El gran doctor

Lo oigo llegar por el pasillo. Hoy el “gran doctor” llega tarde a su consulta (como casi cada dia). “Que más dará, llevan más de medio año esperando…por 15 minutos no se morirán!”, dice en voz alta mientras su enfermera sonrie y asiente con la cabeza, dandole la razón como a los tontos.

Él, casi un ser supremo. Yo, una simple residente de medicina de familia de primer año (“Ah, pero no te dio para nada mejor?”). Él, es como Messi. Yo a su lado, una jugadora de tercera regional recien llegada a la que “le queda tanto por aprender”. Él, un doctor de pies a cabeza, con más titulos que la nobleza; uno de esos a los que un dia se les olvidó (o quizas nunca supieron) lo que supone ser médico.

Lo miro fijamente mientras se pone su bata blanca e impoluta y entrecierro los ojos. Me parece verle levitar a unos centimetros del suelo; solo me lo parece.

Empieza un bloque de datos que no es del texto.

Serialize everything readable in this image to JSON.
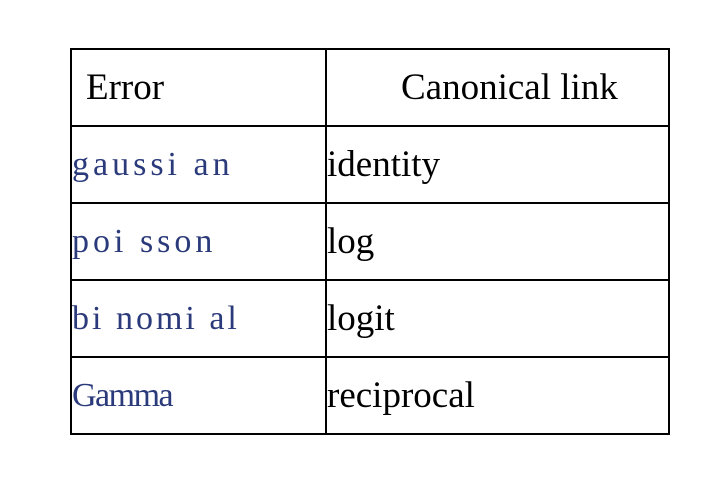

Despues de casi 20 minutos comentando la jugada con sus compañeros (y ya van 35 minutos de retraso), tiene a bien empezar a pasar visita sentado en su gran trono. “Que pase el primero. A ver que narices le pasa”.

El paciente entra temeroso a la consulta. “Buenos dias, señor doctor”. El “gran doctor” no tiene tiempo que perder. Hoy tiene comida en aquel gran restaurante con su amigo el del maletín.”Bien usted dira…”.

Escribe cuatro cosas y pregunta dirigidamente, no vaya a ser que el paciente se vaya por las ramas. En cierto momento me da la sensación que establece contacto visual con el paciente, pero solo es una sensación. En verdad, esta mirando el reloj de la pared (un regalo de aquellos que cada año recibe y si no, reclama a su amigo el del maletin), mientras piensa en lo lentas que pasan las horas.

Escribe cuatro cosas más y se dirige al paciente: “A la camilla que lo miro”. Y eso hace, mirar sin observar, sin explorar; tan solo mirar. Pero es que no lo necesita. El es el “gran doctor”. 

“Bien, doctora, usted dirá. Que tiene el paciente?”. Ahora la temorosa soy yo. Tartamudeo y suelto una palabra cohibida. El “gran doctor” sonrie. “Seguro?”. Digo otra palabra. “Ui, que mal la veo doctora”.

Después de esto, viene su turno. No balbucea, esta convencido. “Fuma verdad?”. El paciente asiente con la cabeza y suelta un: “Ahora mismo estoy pasando por un mal momento”. Pero eso al “gran doctor” no le interesa lo más mínimo. Él esta alli para salvar vidas, no para escuchar las miserias de nadie. “Lo que tiene es algo malo. Veremos lo que puedo hacer por usted”. Lo deja ir como un peso muerto, sin tener en cuenta a la persona que tiene delante suyo. Para que?

Y así pasa la mañana el “gran doctor”, hasta llegar al último paciente. Se saca la bata, sonrie con su dentadura perfecta y deja ir un: “Bueno doctora, hoy ha aprendido medicina eh?”.